PEOPLE SHOUT slogans during a protest near the Iranian Consulate in Istanbul in December against the Islamic Republic’s role in the battle for Aleppo in Syria (photo credit: REUTERS)
PEOPLE SHOUT slogans during a protest near the Iranian Consulate in Istanbul in December against the Islamic Republic’s role in the battle for Aleppo in Syria
(photo credit: REUTERS)
News of Iran’s involvement in Syria and its corridor to the Mediterranean that stretches from Tehran, via Iraq and Syria to Lebanon, has been widely reported in the last weeks. This comes after more than a year of warnings by a disparate group of writers and analysts. The newfound acceptance of Iran’s threat, no longer just a nuclear issue but a land-based path of influence involving militias and allies, should bode well for Israel’s concerns.
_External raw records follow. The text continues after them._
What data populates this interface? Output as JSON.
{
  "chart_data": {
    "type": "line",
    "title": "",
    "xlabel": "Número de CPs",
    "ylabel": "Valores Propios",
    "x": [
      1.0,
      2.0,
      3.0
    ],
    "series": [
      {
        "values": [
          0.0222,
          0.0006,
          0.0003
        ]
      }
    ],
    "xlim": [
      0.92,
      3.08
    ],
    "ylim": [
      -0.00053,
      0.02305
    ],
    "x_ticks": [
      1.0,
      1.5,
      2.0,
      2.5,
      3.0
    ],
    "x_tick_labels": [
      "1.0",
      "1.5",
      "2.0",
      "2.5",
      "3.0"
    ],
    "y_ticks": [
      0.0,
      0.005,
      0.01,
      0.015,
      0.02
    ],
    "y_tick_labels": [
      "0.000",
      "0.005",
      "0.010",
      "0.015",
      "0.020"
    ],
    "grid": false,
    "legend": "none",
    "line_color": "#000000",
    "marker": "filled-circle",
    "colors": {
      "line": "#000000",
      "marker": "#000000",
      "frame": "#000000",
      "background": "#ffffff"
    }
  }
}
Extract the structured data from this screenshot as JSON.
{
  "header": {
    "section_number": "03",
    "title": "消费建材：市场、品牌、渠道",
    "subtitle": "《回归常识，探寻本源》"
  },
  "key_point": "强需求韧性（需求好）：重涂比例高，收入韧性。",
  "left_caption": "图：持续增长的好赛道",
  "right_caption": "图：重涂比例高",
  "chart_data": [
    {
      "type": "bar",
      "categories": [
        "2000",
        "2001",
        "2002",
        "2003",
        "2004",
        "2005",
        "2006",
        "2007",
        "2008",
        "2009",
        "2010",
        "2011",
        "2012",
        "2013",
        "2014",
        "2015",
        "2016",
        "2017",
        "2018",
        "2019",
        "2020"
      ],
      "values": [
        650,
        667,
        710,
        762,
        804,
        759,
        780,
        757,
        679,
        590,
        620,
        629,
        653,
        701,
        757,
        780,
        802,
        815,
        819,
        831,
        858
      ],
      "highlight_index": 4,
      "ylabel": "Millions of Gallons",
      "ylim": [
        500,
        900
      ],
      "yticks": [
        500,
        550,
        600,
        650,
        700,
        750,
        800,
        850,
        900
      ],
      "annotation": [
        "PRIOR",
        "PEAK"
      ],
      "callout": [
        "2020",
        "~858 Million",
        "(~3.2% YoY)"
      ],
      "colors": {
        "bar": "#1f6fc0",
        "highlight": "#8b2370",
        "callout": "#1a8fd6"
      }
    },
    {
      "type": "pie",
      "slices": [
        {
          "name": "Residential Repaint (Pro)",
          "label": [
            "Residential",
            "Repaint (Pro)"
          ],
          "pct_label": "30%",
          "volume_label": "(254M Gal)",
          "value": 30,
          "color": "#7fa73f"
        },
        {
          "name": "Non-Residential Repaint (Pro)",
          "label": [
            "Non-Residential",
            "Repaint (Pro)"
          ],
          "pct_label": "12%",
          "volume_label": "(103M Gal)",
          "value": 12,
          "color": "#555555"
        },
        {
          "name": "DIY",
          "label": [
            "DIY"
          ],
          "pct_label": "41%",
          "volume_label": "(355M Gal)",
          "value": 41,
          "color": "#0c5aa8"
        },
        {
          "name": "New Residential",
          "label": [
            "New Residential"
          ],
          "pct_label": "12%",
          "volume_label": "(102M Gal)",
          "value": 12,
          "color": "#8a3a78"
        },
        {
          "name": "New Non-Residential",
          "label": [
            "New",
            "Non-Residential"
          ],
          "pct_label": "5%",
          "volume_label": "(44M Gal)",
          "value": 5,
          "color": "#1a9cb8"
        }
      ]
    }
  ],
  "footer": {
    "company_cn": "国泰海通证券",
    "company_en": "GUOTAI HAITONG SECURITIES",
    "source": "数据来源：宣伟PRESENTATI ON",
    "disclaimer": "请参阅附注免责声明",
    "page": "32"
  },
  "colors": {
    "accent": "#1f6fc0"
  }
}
But could it be too much good news, too late? “Iran is taking over Syria, can anyone stop it?” asked David W. Lesch, professor of Middle East history at Trinity University in San Antonio, in The New York Times on Wednesday. On August 23, the Associated Press reported that “Iran extends reach with fight for land link to Mediterranean.” The article noted that “the land-route would be the biggest prize yet for Iran in its involvement in Syria’s six-year-old civil war. The ‘corridor’ would go through Iraq and provide “unhindered land access to its allies in Syria and Lebanon for the first time.”
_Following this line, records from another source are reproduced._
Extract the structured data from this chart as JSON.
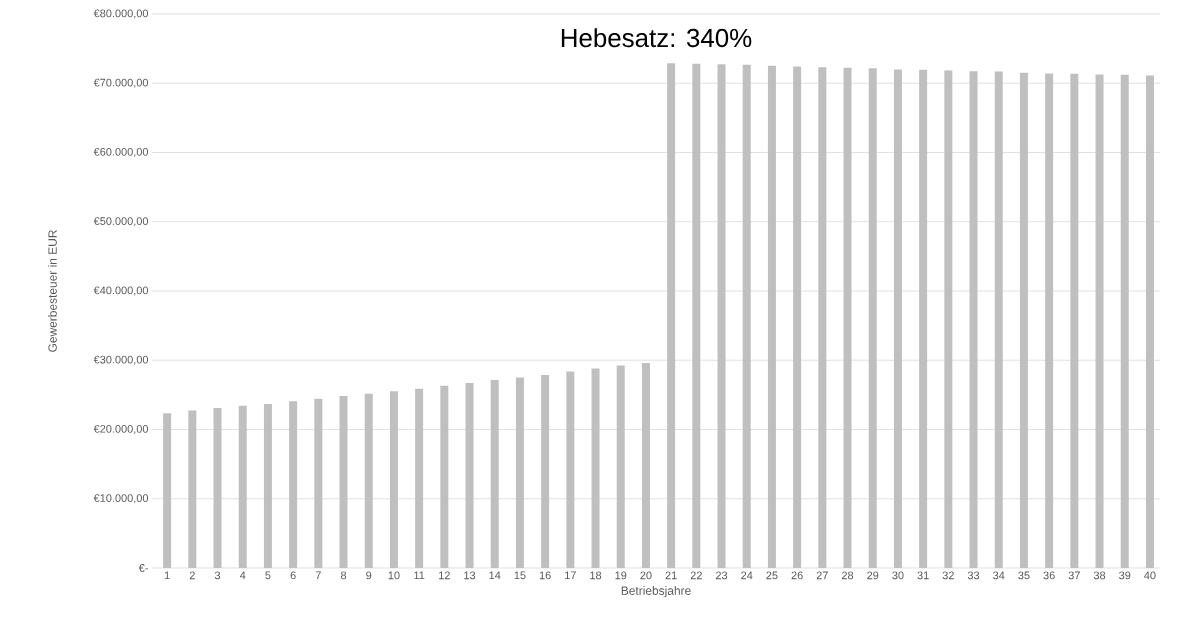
{
  "chart_data": {
    "type": "bar",
    "title": "Hebesatz: 340%",
    "xlabel": "Betriebsjahre",
    "ylabel": "Gewerbesteuer in EUR",
    "categories": [
      "1",
      "2",
      "3",
      "4",
      "5",
      "6",
      "7",
      "8",
      "9",
      "10",
      "11",
      "12",
      "13",
      "14",
      "15",
      "16",
      "17",
      "18",
      "19",
      "20",
      "21",
      "22",
      "23",
      "24",
      "25",
      "26",
      "27",
      "28",
      "29",
      "30",
      "31",
      "32",
      "33",
      "34",
      "35",
      "36",
      "37",
      "38",
      "39",
      "40"
    ],
    "values": [
      22360,
      22750,
      23090,
      23430,
      23670,
      24060,
      24450,
      24830,
      25170,
      25510,
      25890,
      26330,
      26710,
      27150,
      27490,
      27870,
      28360,
      28800,
      29230,
      29610,
      72900,
      72810,
      72750,
      72660,
      72520,
      72420,
      72320,
      72230,
      72170,
      71990,
      71940,
      71840,
      71740,
      71700,
      71510,
      71410,
      71360,
      71260,
      71220,
      71120
    ],
    "color": "#bfbfbf",
    "ylim": [
      0,
      80000
    ],
    "yticks": [
      {
        "value": 0,
        "label": "€-"
      },
      {
        "value": 10000,
        "label": "€10.000,00"
      },
      {
        "value": 20000,
        "label": "€20.000,00"
      },
      {
        "value": 30000,
        "label": "€30.000,00"
      },
      {
        "value": 40000,
        "label": "€40.000,00"
      },
      {
        "value": 50000,
        "label": "€50.000,00"
      },
      {
        "value": 60000,
        "label": "€60.000,00"
      },
      {
        "value": 70000,
        "label": "€70.000,00"
      },
      {
        "value": 80000,
        "label": "€80.000,00"
      }
    ],
    "grid": "y"
  }
}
At the Daily Mail Gareth Davies reported, “Iran’s path to the Med: Iranian-backed fighters close in on goal of creating safe corridor through Syria and increasing Tehran’s power in the Middle East.”
One of the early urtexts of the Iran “road to the sea” narrative was Martin Chulov’s October 2016 piece at The Guardian. “Amid Syrian chaos, Iran’s game plan emerges: a path to the sea.” His sources were “influential Iraqis” and officials in northern Iraq and northern Syria.
Jonathan Spyer, director of the Rubin Center for Research in International Affairs, warned of Iran’s advance for The Jerusalem Post earlier this year and Fabrice Balanche at the Washington Institute for Near East Policy also published on the concept in April 2017.
Now that it is widely accepted that there is a “Shi’ite corridor to the Mediterranean” and that Iran has, in the words of Dexter Filkins at The New Yorker, “secured a road link from the Iranian border all the way to Syria’s Mediterranean coast,” intelligence officials and governments in the Middle East are speaking openly about the issue. UAE’s foreign minister, Sheikh Abdullah bin Zayed al-Nahyan, warned on Tuesday that Iran was playing a “colonial” role in Syria. Former US ambassador Robert Ford said on Monday that Iran “will be in Syria to stay.”
Will the discovery of the Iranian “corridor” by most of the region’s media and by Western media, as well as by politicians and experts lead to any change, or will it be like the Iranian nuclear issue, where widespread knowledge of it lead to acceptance and then a deal? Israel has been intimating that there are redlines regarding Iranian bases in Syria and Lebanon and has continually warned about them. However, Israel’s constant warnings about the Iranian nuclear issue were sometimes viewed as meddling and alarmist. Major media reporting on the Iranian land corridor as a new fact in the region, as opposed to mere conjecture, is an important development.